Portal de Periódicos da CAPES

Adenovirus-Mediated In Vivo Gene Transfer in Guinea Pig Middle Ear Mucosa

1998; Mary Ann Liebert, Inc.; Volume: 9; Issue: 8 Linguagem: Inglês

10.1089/hum.1998.9.8-1217

1557-7422

Michel Mondain, Sophie Restituito, Vincenzo Vincenti, Quentin Gardiner, Anna Paula Uziel, A. Delabre, Monique Mathieu, J Bousquet, P. Démoly,

Virus-based gene therapy research

This article describes a study designed to assess the feasibility of using recombinant adenovirus for delivering therapeutic peptides in vivo in the guinea pig middle ear cleft. A recombinant adenoviral vector AdCMVsp1 LacZ containing the Escherichia coli β-galactosidase was injected into the middle ear space.
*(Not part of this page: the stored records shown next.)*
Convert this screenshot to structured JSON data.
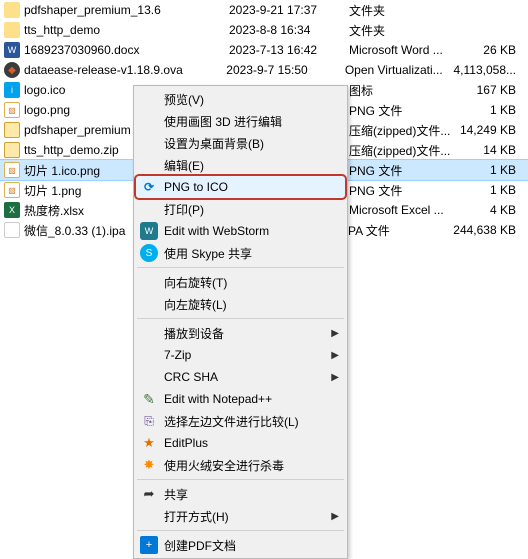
{
  "files": [
    {
      "icon": "folder",
      "name": "pdfshaper_premium_13.6",
      "date": "2023-9-21 17:37",
      "type": "文件夹",
      "size": ""
    },
    {
      "icon": "folder",
      "name": "tts_http_demo",
      "date": "2023-8-8 16:34",
      "type": "文件夹",
      "size": ""
    },
    {
      "icon": "docx",
      "name": "1689237030960.docx",
      "date": "2023-7-13 16:42",
      "type": "Microsoft Word ...",
      "size": "26 KB"
    },
    {
      "icon": "ova",
      "name": "dataease-release-v1.18.9.ova",
      "date": "2023-9-7 15:50",
      "type": "Open Virtualizati...",
      "size": "4,113,058..."
    },
    {
      "icon": "ico",
      "name": "logo.ico",
      "date": "",
      "type": "图标",
      "size": "167 KB"
    },
    {
      "icon": "png",
      "name": "logo.png",
      "date": "",
      "type": "PNG 文件",
      "size": "1 KB"
    },
    {
      "icon": "zip",
      "name": "pdfshaper_premium",
      "date": "",
      "type": "压缩(zipped)文件...",
      "size": "14,249 KB"
    },
    {
      "icon": "zip",
      "name": "tts_http_demo.zip",
      "date": "",
      "type": "压缩(zipped)文件...",
      "size": "14 KB"
    },
    {
      "icon": "png",
      "name": "切片 1.ico.png",
      "date": "",
      "type": "PNG 文件",
      "size": "1 KB",
      "selected": true
    },
    {
      "icon": "png",
      "name": "切片 1.png",
      "date": "",
      "type": "PNG 文件",
      "size": "1 KB"
    },
    {
      "icon": "xlsx",
      "name": "热度榜.xlsx",
      "date": "",
      "type": "Microsoft Excel ...",
      "size": "4 KB"
    },
    {
      "icon": "ipa",
      "name": "微信_8.0.33 (1).ipa",
      "date": "",
      "type": "IPA 文件",
      "size": "244,638 KB"
    }
  ],
  "menu": {
    "preview": "预览(V)",
    "paint3d": "使用画图 3D 进行编辑",
    "setbg": "设置为桌面背景(B)",
    "edit": "编辑(E)",
    "pngico": "PNG to ICO",
    "print": "打印(P)",
    "webstorm": "Edit with WebStorm",
    "skype": "使用 Skype 共享",
    "rotr": "向右旋转(T)",
    "rotl": "向左旋转(L)",
    "cast": "播放到设备",
    "7zip": "7-Zip",
    "crc": "CRC SHA",
    "notepad": "Edit with Notepad++",
    "compare": "选择左边文件进行比较(L)",
    "editplus": "EditPlus",
    "huorong": "使用火绒安全进行杀毒",
    "share": "共享",
    "openwith": "打开方式(H)",
    "pdf": "创建PDF文档"
  }
}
Qualitative assessment of cell middle ear transfection was performed on day 2 by light microscopy study, after injecting a multiplicity of infection (MOI) ranging from 0 to 1000. At an MOI of 30, 30% of the promontory area epithelial cells were stained. An MOI of 50 stained 60% of the cells and an MOI of 100 or more stained more than 90% of the cells. The duration of cell transfection was studied after injecting an MOI of 50. The percentage of stained cells was 60% on day 2, 10% on day 7, and 0% on day 14. Middle ear mucosal inflammation, consisting of a granulocytic infiltrate, was observed when an MOI above 50 was used. Even at a high MOI (500), no staining could be found in the cochlea, in the facial nerve, in the brain, or in visceral organs. These data suggest that recombinant adenovirus vectors can be used to transfer genes in the middle ear. This method appears to be safe, and may be envisaged as a short-duration treatment to transfer genes in vivo in the treatment of middle ear diseases. Otitis media is a common pathology in humans, and inflammatory cytokines or growth factors have been shown to play a role in its pathogenesis. Gene therapy is currently being tested in the treatment of many disorders. This method of delivery of therapeutic peptides into the ear should be considered with interest, but the potential use of gene therapy to deliver these substances in vivo to the middle ear mucosa has not been investigated so far. The purpose of this study was to assess the feasibility of using a recombinant adenovirus vector to target the middle ear of the Hartley guinea pig.